Department of Rheumatology and Immunology, The Second Affiliated Hospital of Soochow University, Suzhou, China.
Department of Hematology, The Second Affiliated Hospital of Soochow University, Suzhou, China.
Ren Fail. 2022 Dec;44(1):636-647. doi: 10.1080/0886022X.2022.2058962.
Tubulo-interstitial injury is a poor prognostic factor for lupus nephritis (LN). Here, we tested whether iguratimod could inhibit tubulo-interstitial injury in LN.
MRL/lpr mice, an animal model of lupus, were treated with iguratimod or vehicle solution. Pathological changes of kidney were evaluated blindly by the same pathologist. Renal type I collagen (COL-I), IgG, E-cadherin, fibroblast-specific protein 1 (FSP-1) were detected by immunofluorescence, immunohistochemical staining or quantitative real-time PCR. After treated with transforming growth factor β1 (TGF-β1) and iguratimod, E-cadherin, fibronectin, Smad2/3, p38 MAPK, p-Smad2/3, and p-p38 MAPK, β-catenin and TGF-β type II receptor (TGFβRII) in HK2 cells were measured by western blotting, quantitative real-time PCR or immunofluorescence.

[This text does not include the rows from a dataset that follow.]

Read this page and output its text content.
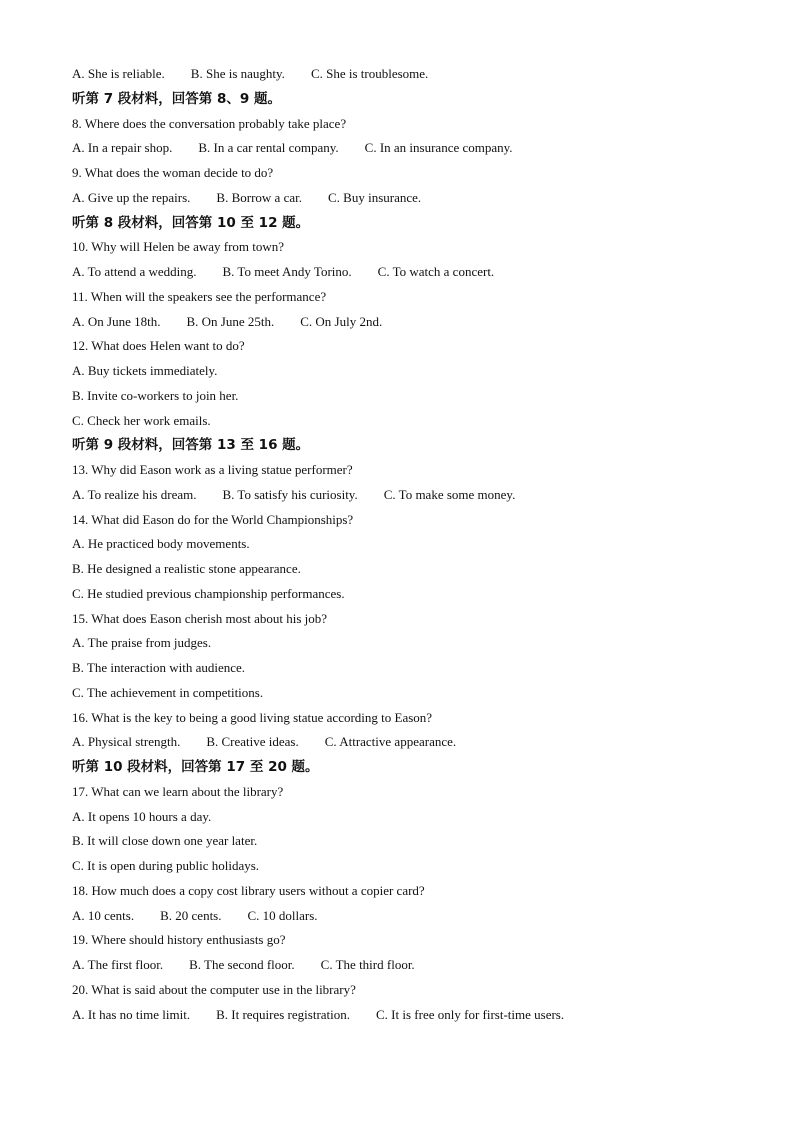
A. She is reliable. B. She is naughty. C. She is troublesome.
听第 7 段材料，回答第 8、9 题。
8. Where does the conversation probably take place?
A. In a repair shop. B. In a car rental company. C. In an insurance company.
9. What does the woman decide to do?
A. Give up the repairs. B. Borrow a car. C. Buy insurance.
听第 8 段材料，回答第 10 至 12 题。
10. Why will Helen be away from town?
A. To attend a wedding. B. To meet Andy Torino. C. To watch a concert.
11. When will the speakers see the performance?
A. On June 18th. B. On June 25th. C. On July 2nd.
12. What does Helen want to do?
A. Buy tickets immediately.
B. Invite co-workers to join her.
C. Check her work emails.
听第 9 段材料，回答第 13 至 16 题。
13. Why did Eason work as a living statue performer?
A. To realize his dream. B. To satisfy his curiosity. C. To make some money.
14. What did Eason do for the World Championships?
A. He practiced body movements.
B. He designed a realistic stone appearance.
C. He studied previous championship performances.
15. What does Eason cherish most about his job?
A. The praise from judges.
B. The interaction with audience.
C. The achievement in competitions.
16. What is the key to being a good living statue according to Eason?
A. Physical strength. B. Creative ideas. C. Attractive appearance.
听第 10 段材料，回答第 17 至 20 题。
17. What can we learn about the library?
A. It opens 10 hours a day.
B. It will close down one year later.
C. It is open during public holidays.
18. How much does a copy cost library users without a copier card?
A. 10 cents. B. 20 cents. C. 10 dollars.
19. Where should history enthusiasts go?
A. The first floor. B. The second floor. C. The third floor.
20. What is said about the computer use in the library?
A. It has no time limit. B. It requires registration. C. It is free only for first-time users.
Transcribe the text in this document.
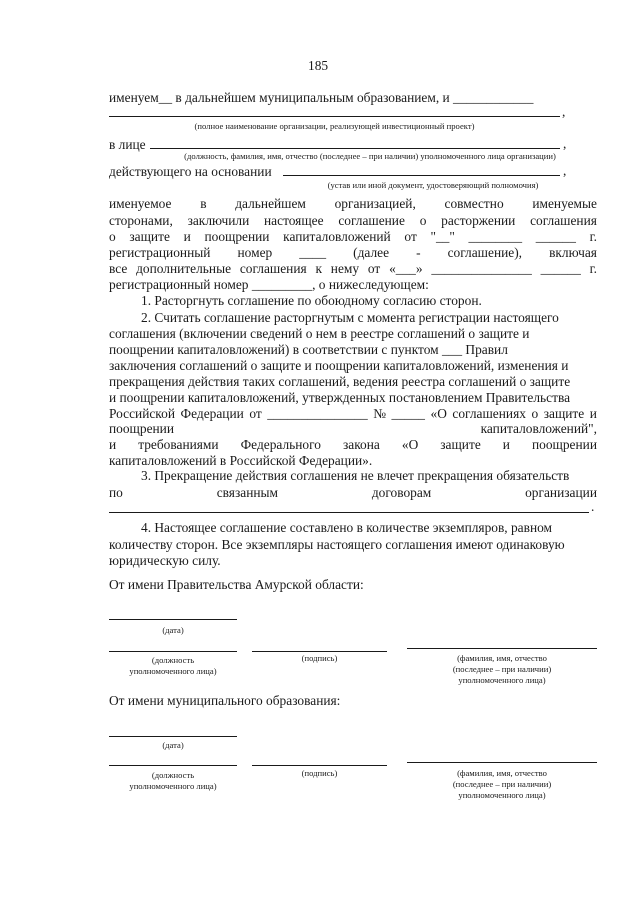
185
именуем__ в дальнейшем муниципальным образованием, и ____________
,
(полное наименование организации, реализующей инвестиционный проект)
в лице	,
(должность, фамилия, имя, отчество (последнее – при наличии) уполномоченного лица организации)
действующего на основании	,
(устав или иной документ, удостоверяющий полномочия)
именуемое в дальнейшем организацией, совместно именуемые
сторонами, заключили настоящее соглашение о расторжении соглашения
о защите и поощрении капиталовложений от "__" ________ ______ г.
регистрационный номер ____ (далее - соглашение), включая
все дополнительные соглашения к нему от «___» _______________ ______ г.
регистрационный номер _________, о нижеследующем:
1. Расторгнуть соглашение по обоюдному согласию сторон.
2. Считать соглашение расторгнутым с момента регистрации настоящего
соглашения (включении сведений о нем в реестре соглашений о защите и
поощрении капиталовложений) в соответствии с пунктом ___ Правил
заключения соглашений о защите и поощрении капиталовложений, изменения и
прекращения действия таких соглашений, ведения реестра соглашений о защите
и поощрении капиталовложений, утвержденных постановлением Правительства
Российской Федерации от _______________ № _____ «О соглашениях о защите и
поощрении	капиталовложений",
и требованиями Федерального закона «О защите и поощрении
капиталовложений в Российской Федерации».
3. Прекращение действия соглашения не влечет прекращения обязательств
по	связанным	договорам	организации
.
4. Настоящее соглашение составлено в количестве экземпляров, равном
количеству сторон. Все экземпляры настоящего соглашения имеют одинаковую
юридическую силу.
От имени Правительства Амурской области:
(дата)
(должность
уполномоченного лица)
(подпись)	(фамилия, имя, отчество
(последнее – при наличии)
уполномоченного лица)
От имени муниципального образования:
(дата)
(должность
уполномоченного лица)
(подпись)	(фамилия, имя, отчество
(последнее – при наличии)
уполномоченного лица)
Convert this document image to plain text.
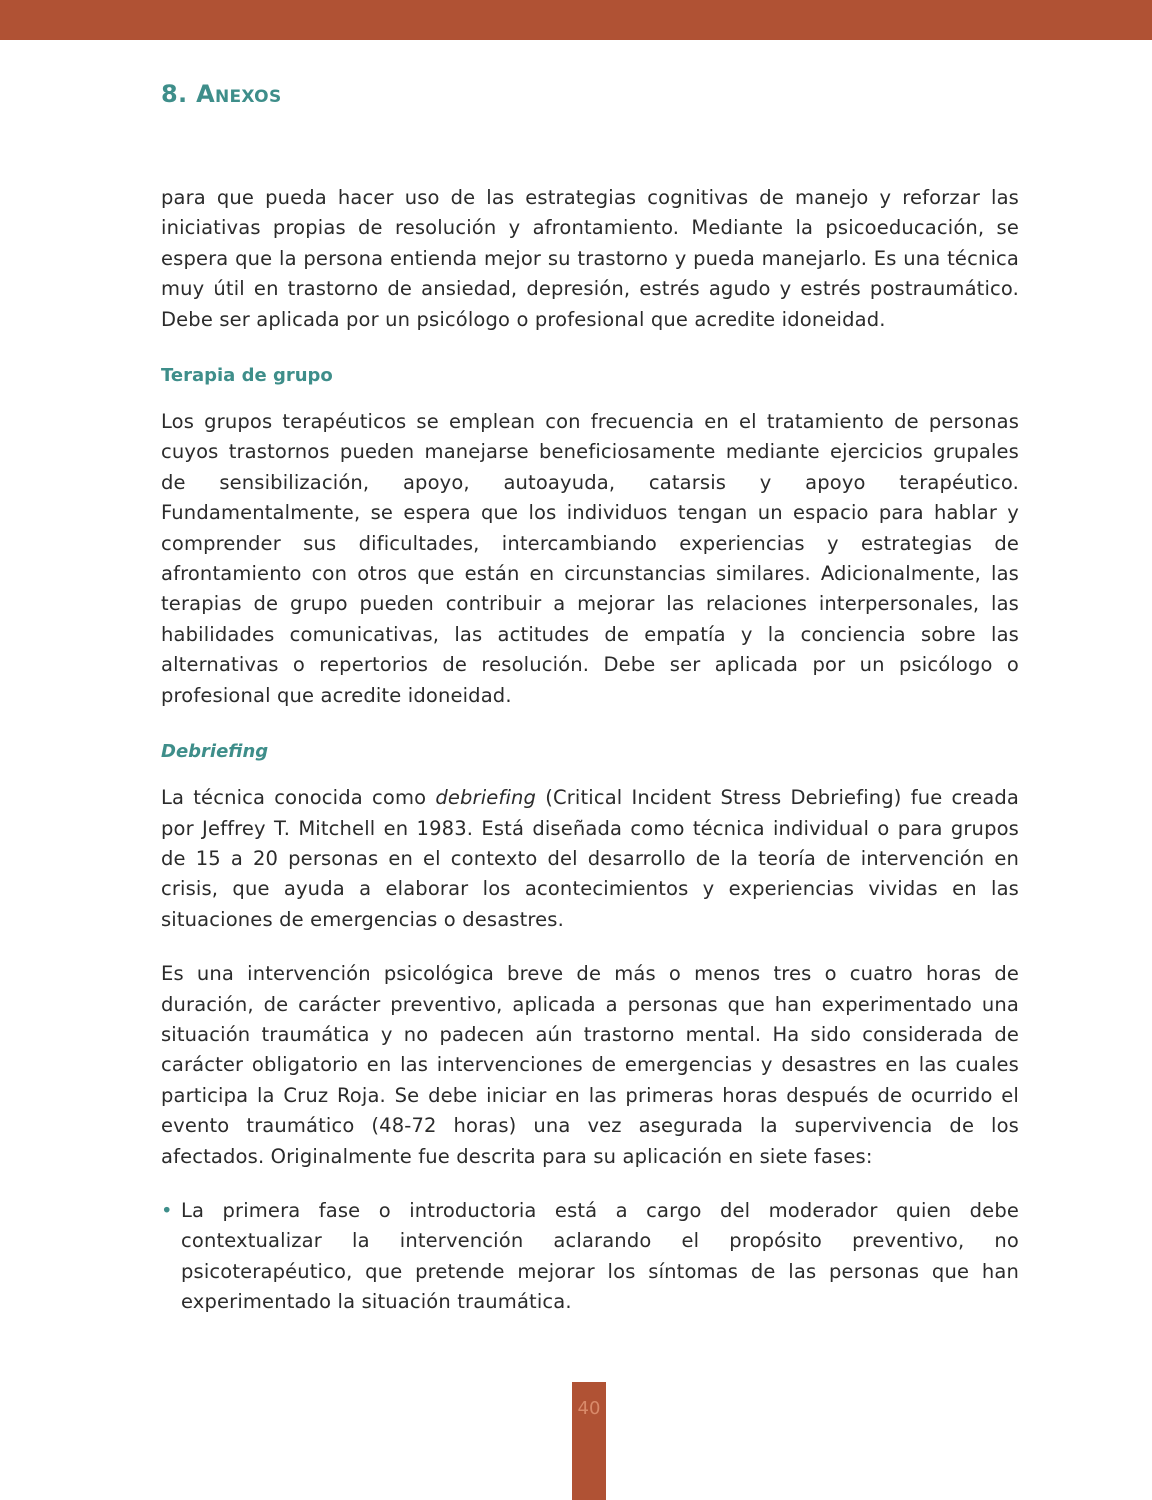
8. Anexos

para que pueda hacer uso de las estrategias cognitivas de manejo y reforzar las iniciativas propias de resolución y afrontamiento. Mediante la psicoeducación, se espera que la persona entienda mejor su trastorno y pueda manejarlo. Es una técnica muy útil en trastorno de ansiedad, depresión, estrés agudo y estrés postraumático. Debe ser aplicada por un psicólogo o profesional que acredite idoneidad.

Terapia de grupo

Los grupos terapéuticos se emplean con frecuencia en el tratamiento de personas cuyos trastornos pueden manejarse beneficiosamente mediante ejercicios grupales de sensibilización, apoyo, autoayuda, catarsis y apoyo terapéutico. Fundamentalmente, se espera que los individuos tengan un espacio para hablar y comprender sus dificultades, intercambiando experiencias y estrategias de afrontamiento con otros que están en circunstancias similares. Adicionalmente, las terapias de grupo pueden contribuir a mejorar las relaciones interpersonales, las habilidades comunicativas, las actitudes de empatía y la conciencia sobre las alternativas o repertorios de resolución. Debe ser aplicada por un psicólogo o profesional que acredite idoneidad.

Debriefing

La técnica conocida como debriefing (Critical Incident Stress Debriefing) fue creada por Jeffrey T. Mitchell en 1983. Está diseñada como técnica individual o para grupos de 15 a 20 personas en el contexto del desarrollo de la teoría de intervención en crisis, que ayuda a elaborar los acontecimientos y experiencias vividas en las situaciones de emergencias o desastres.

Es una intervención psicológica breve de más o menos tres o cuatro horas de duración, de carácter preventivo, aplicada a personas que han experimentado una situación traumática y no padecen aún trastorno mental. Ha sido considerada de carácter obligatorio en las intervenciones de emergencias y desastres en las cuales participa la Cruz Roja. Se debe iniciar en las primeras horas después de ocurrido el evento traumático (48-72 horas) una vez asegurada la supervivencia de los afectados. Originalmente fue descrita para su aplicación en siete fases:

• La primera fase o introductoria está a cargo del moderador quien debe contextualizar la intervención aclarando el propósito preventivo, no psicoterapéutico, que pretende mejorar los síntomas de las personas que han experimentado la situación traumática.

40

Iguratimod reduced immune deposition along the tubular basement membrane, inhibited the tubulo-interstitial infiltration of inflammatory cells, and alleviated tubular injury in MRL/lpr mice. Moreover, Iguratimod eased the tubulo-interstitial deposition of collagen fibers, which was confirmed by decreased expression of COL-I. Furthermore, iguratimod suppressed the expression of FSP-1 and increased that of E-cadherin in renal tubular epithelial cells. In HK2 cells cultured with TGF-β1, iguratimod treatment not only reversed cellular morphological changes, but also prevented E-cadherin downregulation and fibronectin upregulation. In addition, iguratimod inhibited phosphorylation of TGFβRII, Smad2/3 and p38 MAPK in HK2 cells treated with TGF-β1, and also blocked nuclear translocation of β-catenin.
Iguratimod eased tubulo-interstitial lesions in LN, especially tubulo-interstitial fibrosis, and might have potential as a drug for inhibiting the progression of tubulo-interstitial fibrosis in LN.
肾小管间质损伤是狼疮肾炎(LN)的不良预后因素。在这里,我们检测了昔来昔布是否能抑制 LN 的肾小管间质损伤。
用昔来昔布或载体溶液处理 MRL/lpr 小鼠,一种狼疮动物模型。同一位病理学家盲法评估肾脏的病理变化。通过免疫荧光、免疫组织化学染色或实时定量 PCR 检测肾脏 I 型胶原(COL-I)、IgG、E-钙黏蛋白、成纤维细胞特异性蛋白 1(FSP-1)。用转化生长因子β1(TGF-β1)和昔来昔布处理 HK2 细胞后,通过 Western blot、实时定量 PCR 或免疫荧光检测 E-钙黏蛋白、纤维连接蛋白、Smad2/3、p38 MAPK、p-Smad2/3 和 p-p38 MAPK、β-连环蛋白和 TGF-β 型 II 受体(TGFβRII)。
昔来昔布减少了沿肾小管基底膜的免疫沉积,抑制了 MRL/lpr 小鼠肾小管间质的炎症细胞浸润,并减轻了肾小管损伤。此外,昔来昔布缓解了肾小管间质胶原纤维的沉积,这一点从 COL-I 表达的减少得到了证实。此外,昔来昔布抑制了肾小管上皮细胞中 FSP-1 的表达,增加了 E-钙黏蛋白的表达。在培养有 TGF-β1 的 HK2 细胞中,昔来昔布治疗不仅逆转了细胞形态变化,而且防止了 E-钙黏蛋白下调和纤维连接蛋白上调。此外,昔来昔布抑制了 TGF-β1 处理的 HK2 细胞中 TGFβRII、Smad2/3 和 p38 MAPK 的磷酸化,还阻断了β-连环蛋白的核转位。
昔来昔布缓解了 LN 的肾小管间质病变,特别是肾小管间质纤维化,可能有潜力成为抑制 LN 肾小管间质纤维化进展的药物。